Second, very intriguingly, in case of the present gross findings for relatively well-demarcated but infiltrative and unencapsulated mass, very uniquely looking extrahepatic (ie serosal) but not intrahepatic and appearing firm and hemorrhagic and yellow-whitish in color, we pathologists should consider the very rare possibility of hepatic IMT. Despite that, to reach to the correct diagnosis, a wide panel of immunohistochemical analyses should be critically performed, as shown here. In our opinion, it is possible that the macroscopic features of extrahepatic, serosal tumor might be very specific for IMTs of the liver. Indeed, hepatic IMTs occur predominantly in the peripheral right lobe, as in the current case, and sometimes in the peripheral Spiegel lobe and extrahepatic hilar lesion,^2,3 which can support our suggestion. Nevertheless, the hepatic IMT should be considered clinicopathologically in the differential diagnosis of mass lesions on the liver.

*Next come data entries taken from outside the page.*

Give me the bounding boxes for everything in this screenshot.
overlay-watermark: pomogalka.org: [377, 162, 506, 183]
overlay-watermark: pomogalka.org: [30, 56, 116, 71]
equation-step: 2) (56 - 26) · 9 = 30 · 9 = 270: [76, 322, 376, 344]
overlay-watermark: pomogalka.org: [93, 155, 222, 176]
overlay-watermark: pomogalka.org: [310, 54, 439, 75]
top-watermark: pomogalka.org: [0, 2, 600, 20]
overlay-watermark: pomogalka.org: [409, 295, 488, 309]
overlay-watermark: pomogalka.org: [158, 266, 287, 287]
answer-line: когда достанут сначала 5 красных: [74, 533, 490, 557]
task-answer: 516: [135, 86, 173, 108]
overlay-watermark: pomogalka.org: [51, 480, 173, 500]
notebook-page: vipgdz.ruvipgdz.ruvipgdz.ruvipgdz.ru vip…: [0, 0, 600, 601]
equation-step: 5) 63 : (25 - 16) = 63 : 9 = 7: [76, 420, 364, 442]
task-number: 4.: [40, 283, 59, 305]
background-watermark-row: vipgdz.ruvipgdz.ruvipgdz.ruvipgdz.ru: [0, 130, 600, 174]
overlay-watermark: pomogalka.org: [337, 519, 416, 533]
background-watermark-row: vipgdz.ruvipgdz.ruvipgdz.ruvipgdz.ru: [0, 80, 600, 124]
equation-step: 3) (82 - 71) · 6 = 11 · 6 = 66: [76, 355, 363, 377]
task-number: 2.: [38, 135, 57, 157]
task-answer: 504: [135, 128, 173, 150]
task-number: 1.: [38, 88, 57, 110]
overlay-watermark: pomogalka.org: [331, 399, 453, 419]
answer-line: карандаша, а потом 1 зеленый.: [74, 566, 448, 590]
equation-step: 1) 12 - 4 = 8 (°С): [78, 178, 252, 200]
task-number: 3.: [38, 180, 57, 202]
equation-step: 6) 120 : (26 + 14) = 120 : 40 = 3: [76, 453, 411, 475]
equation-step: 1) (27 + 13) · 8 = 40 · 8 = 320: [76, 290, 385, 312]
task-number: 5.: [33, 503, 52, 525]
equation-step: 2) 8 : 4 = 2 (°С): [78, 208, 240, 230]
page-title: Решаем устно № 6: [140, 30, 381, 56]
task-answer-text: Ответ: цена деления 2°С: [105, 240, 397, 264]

The critical differential diagnoses in the present case included sarcomatoid carcinoma, myoepithelial carcinoma, follicular dendritic cell sarcoma, and dedifferentiated liposarcoma, despite the fact that it should be relatively easy to rule out these possibilities through various clinicopathologic examinations (ie anatomical locations and/or histological cellular atypia) or immunohistochemistry. Nevertheless, as hepatic IMTs are known to potentially show post-operative recurrence or metastasis with various aggressive/infiltrative behaviors,^1–4 it should be raised to alert the surgeons to the careful follow-up and additional treatment, at the very least. This short case report, taken together with the potentially specific findings of cut surface for the hepatic IMT, might promote interest within the scientific community.

Conclusions

In conclusion, we herein reported a very rare surgical case of hepatic IMT, showing potentially characteristic and specific gross findings on their cut surface: it showed a relatively well-demarcated and partly infiltrative and most likely extrahepatic (i.e. serosal) but not intrahepatic mass. We were finally able to accurately diagnose the current lesions after thorough analyses including an appropriate and wide panel of immunohistochemical antibodies. Despite that, all pathologists should be aware that the potentially characteristic gross features of hepatic IMT might also be one of the powerful supplementary tools for reaching its correct, conclusive diagnosis. Furthermore, the hepatic IMT should be considered clinicopathologically in the differential diagnosis of mass lesions on the liver.